Throughout all those hearings, I thought she was recovering; I did not know that she was so ill. She had asked me to assist with budget estimates—all she said was that she had been unable to organise it this time—and she gave me lots of gentle advice around the process. A meeting took place in her office. It was the first time I had been in her office but I remember it was just lovely—full of natural light and flowers. I really miss that, being inside so much these days. Her office really impressed me.
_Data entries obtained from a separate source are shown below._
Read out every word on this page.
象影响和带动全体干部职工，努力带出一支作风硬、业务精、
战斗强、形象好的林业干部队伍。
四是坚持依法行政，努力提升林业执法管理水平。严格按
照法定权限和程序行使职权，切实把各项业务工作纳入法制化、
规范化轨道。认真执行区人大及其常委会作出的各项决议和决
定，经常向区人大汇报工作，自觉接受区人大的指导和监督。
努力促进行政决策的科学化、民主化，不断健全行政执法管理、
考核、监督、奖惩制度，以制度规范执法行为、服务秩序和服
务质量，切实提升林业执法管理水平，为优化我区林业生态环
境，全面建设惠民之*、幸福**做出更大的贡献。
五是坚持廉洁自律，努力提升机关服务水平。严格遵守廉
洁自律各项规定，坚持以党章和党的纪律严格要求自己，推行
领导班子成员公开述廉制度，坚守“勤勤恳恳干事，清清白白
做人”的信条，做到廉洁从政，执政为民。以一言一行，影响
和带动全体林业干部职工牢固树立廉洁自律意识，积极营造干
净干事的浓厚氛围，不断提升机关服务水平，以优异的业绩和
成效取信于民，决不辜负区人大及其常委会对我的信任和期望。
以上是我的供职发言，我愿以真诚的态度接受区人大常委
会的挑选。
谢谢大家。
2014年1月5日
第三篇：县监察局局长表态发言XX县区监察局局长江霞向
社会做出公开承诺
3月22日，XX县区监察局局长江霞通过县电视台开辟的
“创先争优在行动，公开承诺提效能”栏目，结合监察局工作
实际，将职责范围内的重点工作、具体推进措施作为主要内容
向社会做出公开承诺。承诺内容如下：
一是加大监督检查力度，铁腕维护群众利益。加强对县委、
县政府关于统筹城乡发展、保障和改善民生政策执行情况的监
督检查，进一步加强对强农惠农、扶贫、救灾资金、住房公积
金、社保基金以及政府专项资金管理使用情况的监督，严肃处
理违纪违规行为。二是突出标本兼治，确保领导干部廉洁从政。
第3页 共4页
She was patient and kind at the same time as being strong and brave. The woman in the photo who so impressed me, the woman with a steely determination to fight injustice, was the same woman who tried to fight cancer—Judith Adams. I recently learnt that Judith had worked as a nursing sister in the New Zealand territorial army and, at the age of 23, during the Vietnam War she worked with the medical team other people have mentioned. That particular experience must have shaped her. It gave her the ability to deal with loss and to manage life, as it reveals itself, in a practical and matter of fact way. War in Vietnam would have influenced how she managed her own illness and dealt with her own loss. Judith chose to focus on her fierce and ferocious advocacy of rural Australia. She also chose to keep the focus on the government and keeping the bureaucracy accountable through estimates. She was always focused on the outcome and keen to find a bipartisan solution if one presented itself.

I did not know her for long but her contribution to the Senate, to the Standing Committee on Community Affairs and to my growing understanding of work here was significant. I shall miss her colour, her professionalism and her strength but most of all her reality checks in the middle of committee hearings. So very, very regional Australian—vale Judith.